髪の色が違う、肌の色が違う、性別が違う、名前が違う。
その程度の、それと同じ程度の違いでしかない」
だから、と首にかかったストラを撫でる。彼が不安な時の癖なのだろうとヘンリエッタは思った。
「だから、君が守られることを気に病む必要はないんだ。
“夢創家”が能力を持たない人を守るのは当然のことだし、僕やギュストが君を守るのは、それが自分にとって最善であるからだ。
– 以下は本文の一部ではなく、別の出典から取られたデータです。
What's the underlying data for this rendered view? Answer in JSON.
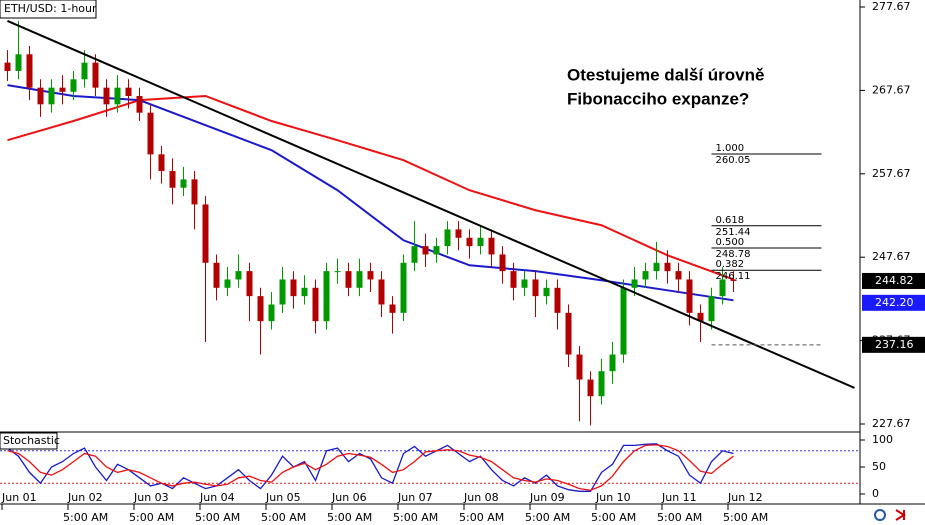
{
  "chart_data": [
    {
      "type": "candlestick",
      "title": "ETH/USD: 1-hour",
      "annotation": [
        "Otestujeme další úrovně",
        "Fibonacciho expanze?"
      ],
      "categories": [
        null,
        null,
        null,
        null,
        null,
        null,
        null,
        null,
        null,
        null,
        null,
        null,
        null,
        null,
        null,
        null,
        null,
        null,
        null,
        null,
        null,
        null,
        null,
        null,
        null,
        null,
        null,
        null,
        null,
        null,
        null,
        null,
        null,
        null,
        null,
        null,
        null,
        null,
        null,
        null,
        null,
        null,
        null,
        null,
        null,
        null,
        null,
        null,
        null,
        null,
        null,
        null,
        null,
        null,
        null,
        null,
        null,
        null,
        null,
        null,
        null,
        null,
        null,
        null,
        null,
        null,
        null
      ],
      "open": [
        271,
        270,
        272,
        268,
        266,
        268,
        267.5,
        269,
        271,
        268,
        266,
        268,
        267,
        265,
        260,
        258,
        256,
        257,
        254,
        247,
        244,
        245,
        246,
        243,
        240,
        242,
        245,
        243,
        244,
        240,
        246,
        246,
        244,
        246,
        245,
        242,
        241,
        247,
        249,
        248,
        249,
        251,
        250,
        249,
        250,
        248,
        246,
        244,
        245,
        243,
        244,
        241,
        236,
        233,
        231,
        234,
        236,
        244,
        245,
        246,
        247,
        246,
        245,
        241,
        240,
        243,
        245
      ],
      "high": [
        272.5,
        276,
        273,
        269,
        269,
        269.5,
        270,
        272.5,
        272,
        269,
        269.5,
        269,
        268,
        266,
        261,
        259.5,
        258.5,
        258,
        255,
        248,
        246.5,
        248,
        247,
        244,
        243.5,
        246.5,
        246,
        245.5,
        245,
        247,
        247.5,
        247,
        247.5,
        247,
        246,
        243,
        248,
        252,
        250.5,
        250,
        252,
        252,
        251,
        251.5,
        251,
        249,
        247,
        246,
        246,
        245,
        245,
        242,
        237,
        234,
        235.5,
        237.5,
        245,
        246.5,
        247,
        249.5,
        248.5,
        247,
        246,
        242,
        244,
        246.5,
        246
      ],
      "low": [
        268.8,
        269,
        266.5,
        264.5,
        265,
        266,
        266.5,
        268,
        267,
        264.5,
        265,
        265.5,
        264,
        257,
        256.5,
        254,
        255,
        251,
        237.5,
        242.5,
        243,
        244,
        240,
        236,
        239,
        241,
        241.5,
        242,
        238.5,
        239,
        244.5,
        243,
        243,
        243.5,
        240.5,
        238.5,
        240,
        246,
        246.5,
        247,
        248,
        248.5,
        247.5,
        248,
        246.5,
        244.5,
        242.5,
        243,
        240.5,
        242,
        239,
        234.5,
        228,
        227.5,
        230,
        232.5,
        235,
        243,
        244,
        245,
        244.5,
        243.5,
        239.5,
        237.5,
        239,
        242,
        243.5
      ],
      "close": [
        270,
        272,
        268,
        266,
        268,
        267.5,
        269,
        271,
        268,
        266,
        268,
        267,
        265,
        260,
        258,
        256,
        257,
        254,
        247,
        244,
        245,
        246,
        243,
        240,
        242,
        245,
        243,
        244,
        240,
        246,
        246,
        244,
        246,
        245,
        242,
        241,
        247,
        249,
        248,
        249,
        251,
        250,
        249,
        250,
        248,
        246,
        244,
        245,
        243,
        244,
        241,
        236,
        233,
        231,
        234,
        236,
        244,
        245,
        246,
        247,
        246,
        245,
        241,
        240,
        243,
        245,
        244.82
      ],
      "up_color": "#009900",
      "down_color": "#b30000",
      "xticks": [
        {
          "value": 0,
          "label": "Jun 01"
        },
        {
          "value": 6,
          "label": "Jun 02"
        },
        {
          "value": 12,
          "label": "Jun 03"
        },
        {
          "value": 18,
          "label": "Jun 04"
        },
        {
          "value": 24,
          "label": "Jun 05"
        },
        {
          "value": 30,
          "label": "Jun 06"
        },
        {
          "value": 36,
          "label": "Jun 07"
        },
        {
          "value": 42,
          "label": "Jun 08"
        },
        {
          "value": 48,
          "label": "Jun 09"
        },
        {
          "value": 54,
          "label": "Jun 10"
        },
        {
          "value": 60,
          "label": "Jun 11"
        },
        {
          "value": 66,
          "label": "Jun 12"
        }
      ],
      "time_labels": [
        "5:00 AM",
        "5:00 AM",
        "5:00 AM",
        "5:00 AM",
        "5:00 AM",
        "5:00 AM",
        "5:00 AM",
        "5:00 AM",
        "5:00 AM",
        "5:00 AM",
        "5:00 AM"
      ],
      "ylim": [
        226.71,
        278.51
      ],
      "yticks": [
        277.67,
        267.67,
        257.67,
        247.67,
        237.67,
        227.67
      ],
      "overlays": [
        {
          "color": "#ee1111",
          "x": [
            0,
            6,
            12,
            18,
            24,
            30,
            36,
            42,
            48,
            54,
            60,
            66
          ],
          "values": [
            261.7,
            264,
            266.5,
            267,
            264,
            261.7,
            259.3,
            255.7,
            253.3,
            251.5,
            247.9,
            245
          ]
        },
        {
          "color": "#1a1acc",
          "x": [
            0,
            6,
            12,
            18,
            24,
            30,
            36,
            42,
            48,
            54,
            60,
            66
          ],
          "values": [
            268.3,
            267,
            266.5,
            263.5,
            260.5,
            255.7,
            249.7,
            246.7,
            246,
            244.9,
            243.7,
            242.5
          ]
        }
      ],
      "trendline": {
        "x": [
          0,
          77
        ],
        "y": [
          276,
          232
        ]
      },
      "fib_x": [
        64,
        74
      ],
      "fib_levels": [
        {
          "ratio": {
            "value": 1,
            "label": "1.000"
          },
          "price": 260.05
        },
        {
          "ratio": 0.618,
          "price": 251.44
        },
        {
          "ratio": {
            "value": 0.5,
            "label": "0.500"
          },
          "price": 248.78
        },
        {
          "ratio": 0.382,
          "price": 246.11
        }
      ],
      "support_line": {
        "x": [
          64,
          74
        ],
        "price": 237.16
      },
      "price_labels": [
        {
          "value": 244.82,
          "color": "#000000"
        },
        {
          "value": 242.2,
          "label": "242.20",
          "color": "#1a1aff"
        },
        {
          "value": 237.16,
          "color": "#000000"
        }
      ]
    },
    {
      "type": "line",
      "title": "Stochastic",
      "ylim": [
        0,
        100
      ],
      "yticks": [
        0,
        50,
        100
      ],
      "levels": [
        {
          "value": 80,
          "color": "#3333cc"
        },
        {
          "value": 20,
          "color": "#dd2222"
        }
      ],
      "series": [
        {
          "color": "#1a1acc",
          "values": [
            85,
            70,
            40,
            20,
            50,
            60,
            75,
            85,
            50,
            25,
            55,
            45,
            30,
            15,
            20,
            10,
            30,
            20,
            10,
            15,
            30,
            45,
            25,
            10,
            35,
            70,
            50,
            60,
            25,
            80,
            85,
            60,
            75,
            65,
            30,
            20,
            75,
            88,
            70,
            80,
            90,
            75,
            60,
            70,
            45,
            25,
            15,
            30,
            20,
            35,
            15,
            8,
            5,
            5,
            40,
            55,
            90,
            90,
            92,
            93,
            80,
            70,
            35,
            20,
            60,
            80,
            75
          ]
        },
        {
          "color": "#ee1111",
          "values": [
            80,
            75,
            60,
            40,
            35,
            45,
            60,
            75,
            70,
            50,
            40,
            45,
            40,
            30,
            20,
            15,
            20,
            22,
            18,
            15,
            18,
            30,
            33,
            25,
            22,
            40,
            50,
            57,
            45,
            55,
            70,
            75,
            72,
            68,
            55,
            40,
            45,
            60,
            78,
            80,
            82,
            80,
            72,
            68,
            60,
            45,
            30,
            25,
            22,
            28,
            25,
            18,
            10,
            7,
            15,
            33,
            60,
            80,
            90,
            91,
            88,
            80,
            62,
            42,
            38,
            55,
            70
          ]
        }
      ]
    }
  ]
}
ヘンリエッタ、ヒトはね。君が思うほど、ヒトのために生きたりはしない。
だからどうか、僕のためにも、君は僕達に守られていてほしい」
だめかな、と尋ねる。
今まで見てきたナイトレイの仕草の中で一番弱々しくて、一番子供じみていた。
それほどまでに自分を案じてくれているのだろう。それとも、自分に光装を使わせたくない理由があるのだろうか。
どちらにせよ、きっとナイトレイが自分に不利益なことをするはずがないと思えた。
それは今までに何度も覚えた不思議な、それでいて懐かしく確信に満ちた感覚だった。